In Palestina cresce l’export. Ma la dogana è una corsa a ostacoli

 

Il Paese non ha porti per poter imbarcare la merce

 

Quanto le complessità geo-politiche incidano sulla catena logistica, lo spiega bene Tareq Abu Khaizaran, Managing Director della Zadona Agro-industrial Company, sussidiaria del gruppo Sinokrot, presente al Fruit Logistica. La Palestina esporta ogni anno ben 300 mila tonnellate di prodotti ortofrutticoli. Il Paese però non ha porti per poter imbarcare la merce, e allora si appoggia sui porti israeliani e della Giordania, a seconda se la merce deve andare verso Ovest o verso Est. Ma le restrizioni sono evidenti: la frontiera non è aperta tutto il giorno, e nella settimana possono esserci dei giorni in cui non si passa del tutto, come ad esempio il venerdì. Inoltre, c’è un problema di circolazione dei camion: targa verde quelli palestinesi, targa gialla quelli israeliani.
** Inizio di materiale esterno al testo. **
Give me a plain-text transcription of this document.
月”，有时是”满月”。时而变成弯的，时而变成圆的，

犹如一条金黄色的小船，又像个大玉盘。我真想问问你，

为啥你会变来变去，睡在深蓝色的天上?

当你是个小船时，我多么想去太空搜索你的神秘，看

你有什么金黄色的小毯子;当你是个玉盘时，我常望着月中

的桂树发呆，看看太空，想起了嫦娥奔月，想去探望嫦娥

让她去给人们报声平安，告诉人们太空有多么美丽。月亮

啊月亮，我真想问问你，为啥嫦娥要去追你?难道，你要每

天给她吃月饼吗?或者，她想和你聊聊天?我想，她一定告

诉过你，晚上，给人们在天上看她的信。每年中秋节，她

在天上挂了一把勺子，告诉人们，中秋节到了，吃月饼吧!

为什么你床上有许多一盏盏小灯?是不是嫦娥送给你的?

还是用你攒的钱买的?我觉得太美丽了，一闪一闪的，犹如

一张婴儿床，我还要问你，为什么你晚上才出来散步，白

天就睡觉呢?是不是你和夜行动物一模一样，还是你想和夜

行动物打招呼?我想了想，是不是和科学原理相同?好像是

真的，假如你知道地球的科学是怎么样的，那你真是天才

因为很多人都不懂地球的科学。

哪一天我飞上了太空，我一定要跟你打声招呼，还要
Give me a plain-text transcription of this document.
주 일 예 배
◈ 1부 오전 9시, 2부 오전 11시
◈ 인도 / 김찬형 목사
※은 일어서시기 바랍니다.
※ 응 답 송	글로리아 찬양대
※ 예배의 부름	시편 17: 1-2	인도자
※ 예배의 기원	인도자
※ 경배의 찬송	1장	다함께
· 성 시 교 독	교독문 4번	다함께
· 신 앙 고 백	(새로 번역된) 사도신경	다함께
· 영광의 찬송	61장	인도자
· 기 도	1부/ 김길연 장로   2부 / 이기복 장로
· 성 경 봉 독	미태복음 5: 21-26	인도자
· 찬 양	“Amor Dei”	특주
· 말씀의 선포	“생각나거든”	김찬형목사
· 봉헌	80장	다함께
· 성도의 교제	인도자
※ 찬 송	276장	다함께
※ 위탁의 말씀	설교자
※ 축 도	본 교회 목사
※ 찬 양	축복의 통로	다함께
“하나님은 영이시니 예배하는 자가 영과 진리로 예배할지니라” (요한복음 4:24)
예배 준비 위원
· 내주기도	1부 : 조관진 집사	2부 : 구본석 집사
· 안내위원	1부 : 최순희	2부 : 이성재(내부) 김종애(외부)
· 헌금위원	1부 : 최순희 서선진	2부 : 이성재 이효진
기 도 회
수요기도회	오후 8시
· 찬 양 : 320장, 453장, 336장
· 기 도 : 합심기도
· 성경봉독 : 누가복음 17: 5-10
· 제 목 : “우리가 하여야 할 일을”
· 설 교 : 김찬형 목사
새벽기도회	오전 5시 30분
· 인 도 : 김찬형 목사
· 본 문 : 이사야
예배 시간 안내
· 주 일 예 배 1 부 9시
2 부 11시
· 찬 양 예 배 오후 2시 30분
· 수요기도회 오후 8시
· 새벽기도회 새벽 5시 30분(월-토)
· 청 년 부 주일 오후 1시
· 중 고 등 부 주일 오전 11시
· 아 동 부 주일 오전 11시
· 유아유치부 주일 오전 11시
I primi non possono sconfinare nel territorio dei secondi, e viceversa. “Magari l’autista che viene da Israele è arabo, ma non cambia.

«Se ha il passaporto israeliano, non può comunque entrare»dice Khaizaran. Quindi, niente da fare: alla frontiera la merce deve passare da un camion all’altro, come se fosse un treno che passa dal locomotore di una rete nazionale a quello di un’altra. «Per alcune partite di merce, per fortuna molto ridotte, le cose possono complicarsi ancora un po’ – aggiunge il manager -. Perché quando esportiamo in Europa e Stati Uniti è necessario che i container siano passati allo scanner. Questo raddoppia la procedura, e i tempi si allungano ancora di più, con il rischio che la merce prenda caldo». Tutto questo, in poche decine di chilometri.